Belarus’ record on human rights makes the country a supremely unfit candidate for the United Nations Human Rights Council, a coalition of more than 40 national and international human rights groups said today.

These organizations, based in countries ranging from Cameroon to Uzbekistan, called on UN General Assembly members not to vote Belarus onto the Council, which is the UN’s top human rights body. The elections to the Council, which was created last year as part of UN reforms, will take place on May 17.

“Belarus has an appalling human rights record,” said Peggy Hicks, global advocacy director at Human Rights Watch. “Belarus’ election to the top UN human rights body would undermine the Council’s ability to uphold human rights standards worldwide.”

Under the resolution establishing the Geneva-based Council, members must “uphold the highest standards” of human rights and “fully cooperate” with the Human Rights Council. Belarus has done neither.

Under President Alexander Lukashenka, Belarus has one of the worst human rights records in Europe. The Council of Europe has rejected Belarus’ candidacy for membership because of its government’s poor record on human rights and democracy.

In December, the UN General Assembly expressed deep concern with Belarus’ human rights record and failure to cooperate with the Council, and it insisted on the need for change. Since then, the Belarusian authorities have done nothing to address these concerns.

Instead, the Belarusian government severely restricts the activities of human rights groups and has systematically moved to close them and opposition parties. Peaceful protesters are violently dispersed and arrested, and opposition leaders are jailed. The Belarusian Helsinki Committee, the only remaining registered human rights organization, faces politically-motivated charges of tax evasion.

The UN expert charged by the Human Rights Council with monitoring the human rights situation in Belarus, Adrian Severin, has been blocked from performing his mandate by Lukashenka’s government. Severin, who has not been allowed to visit the country since he was appointed in 2004, noted the “absolute refusal to cooperate on the part of the Government of Belarus.”

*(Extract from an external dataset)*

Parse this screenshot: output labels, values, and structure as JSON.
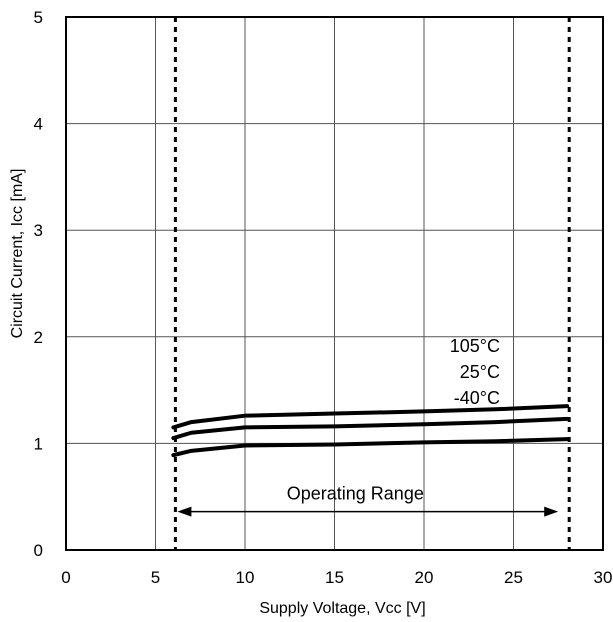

“The Human Rights Council appointed a monitor on Belarus, and the government’s refusal to allow him to visit the country should alone disqualify it from Council membership,” said Hicks.

As part of its candidacy, Belarus claimed that it cooperates with UN human rights mechanisms and pledges “to continue to engage constructively” with them. Belarus also asserted that it is “committed to fulfilling its international commitments” under human rights conventions.

“If Belarus were truly committed to fulfilling its human rights obligations, it would end its severe persecution of opposition members and human rights groups,” said Hicks. “Belarus’ shameless record on human rights outweighs its hollow rhetoric, and UN members should reject its candidacy.”

A joint letter from Human Rights Watch and more than 40 other local and international human rights groups called on governments to ensure that the candidacy of Belarus, which is running as a member of the East European group, is rejected. No country can be elected unless an absolute majority (or 97 members) of the UN General Assembly writes in the name of the candidate on a ballot.